(CN) – For the past four years, Poland has been at the heart of a uniquely European fight between nationalist politicians and European Union institutions over who gets to decide how an EU nation's laws are made and its courts are run.
This constitutional fight just got even more intense on Thursday after Poland's nationalist government, led by the Law and Justice party, passed a new disciplinary law that threatens the independence of Poland's judges and defies edicts by European institutions.
On the same day, Poland's Supreme Court, whose judges are fighting the Law and Justice reforms, said it didn't recognize the rulings of judges appointed under a new system crafted by the ruling party.
Poland's justice system is now deeply split. On the one hand, there is the authority of the Supreme Court, which enjoys the backing of Europe's institutions, and on the other hand a new legal regime being set up by the Polish government.
“We risk the situation where we have two legal systems in Poland,” said Agata Gostyńska-Jakubowska, senior research fellow at the Brussels-based think tank Centre for European Reform, in a telephone interview Friday with Courthouse News. “We risk this legal chaos in Poland.”

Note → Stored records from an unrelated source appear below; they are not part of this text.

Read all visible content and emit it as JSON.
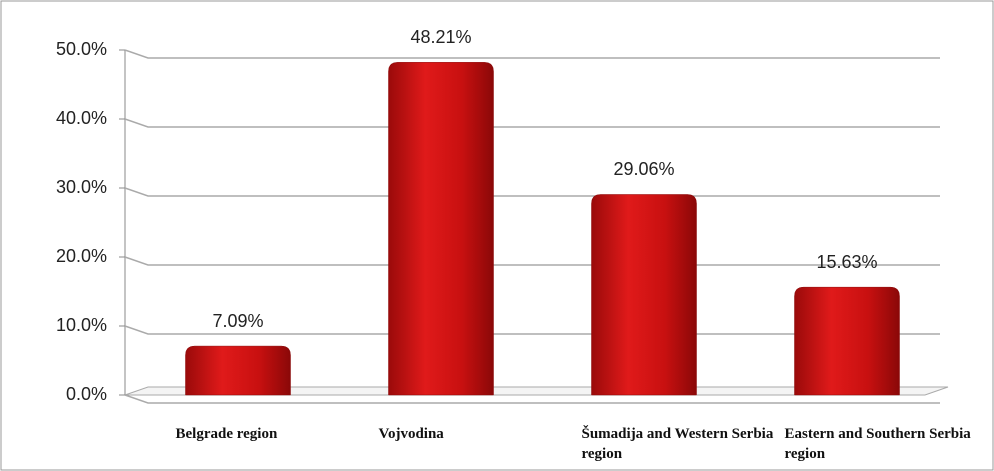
{
  "chart_data": {
    "type": "bar",
    "categories": [
      "Belgrade region",
      "Vojvodina",
      "Šumadija and Western Serbia region",
      "Eastern and Southern Serbia region"
    ],
    "values": [
      7.09,
      48.21,
      29.06,
      15.63
    ],
    "value_labels": [
      "7.09%",
      "48.21%",
      "29.06%",
      "15.63%"
    ],
    "color": "#d01010",
    "ylim": [
      0,
      50
    ],
    "yticks": [
      {
        "value": 0,
        "label": "0.0%"
      },
      {
        "value": 10,
        "label": "10.0%"
      },
      {
        "value": 20,
        "label": "20.0%"
      },
      {
        "value": 30,
        "label": "30.0%"
      },
      {
        "value": 40,
        "label": "40.0%"
      },
      {
        "value": 50,
        "label": "50.0%"
      }
    ],
    "grid": true
  }
}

The new disciplinary law passed Thursday must still be signed by Polish President Andrzej Duda, but he supports it and he relies on the backing of the Law and Justice party. He faces reelection in May elections, adding a political dimension to this fight over Poland's justice system.
The new law is aimed largely at the Supreme Court and its resolution to not recognize judges appointed by a judicial body revamped by the Law and Justice party. The high court says changes made to the National Council of the Judiciary, a body that nominates new judges, have made it insufficiently independent from the executive and legislative branches.
The Supreme Court's ruling was based on guidance the European Court of Justice issued to determine whether the council is sufficiently independent. About 500 new judges have been nominated by the National Council of the Judiciary and now rulings issued by these magistrates are thrown into doubt.
In response, the Justice Ministry said the Supreme Court's resolution was illegal and had no legal effect. The ministry said Poland's Constitutional Court was the appropriate body to consider whether the National Council of the Judiciary is independent. The Constitutional Court is considered more favorable to the Law and Justice government.
Thursday's sweeping new legislation is being called a “muzzle law” by opponents because it allows the government to discipline – and even remove – judges opposed to the government's judicial restructuring and who allegedly show a lack of impartiality. The Law and Justice party says the law tackles the “anarchy” of rebellious judges.
After seizing power in 2015, the right-wing and nationalist Law and Justice party made overhauling Poland's justice system a priority, saying it wanted to fix a flawed system ruled by a caste of corrupt judges left over from the communist era. The government also argues the old court system was slow, inefficient and tolerated corrupt practices.
Aleks Szczerbiak, a politics professor at the University of Sussex and an expert on Poland, said in an analysis this week that the Law and Justice party believes Poland's judiciary “was expropriated by an extremely well-entrenched, and often deeply corrupt, post-communist elite, which then co-opted a new legal establishment that perpetuated its legacy.”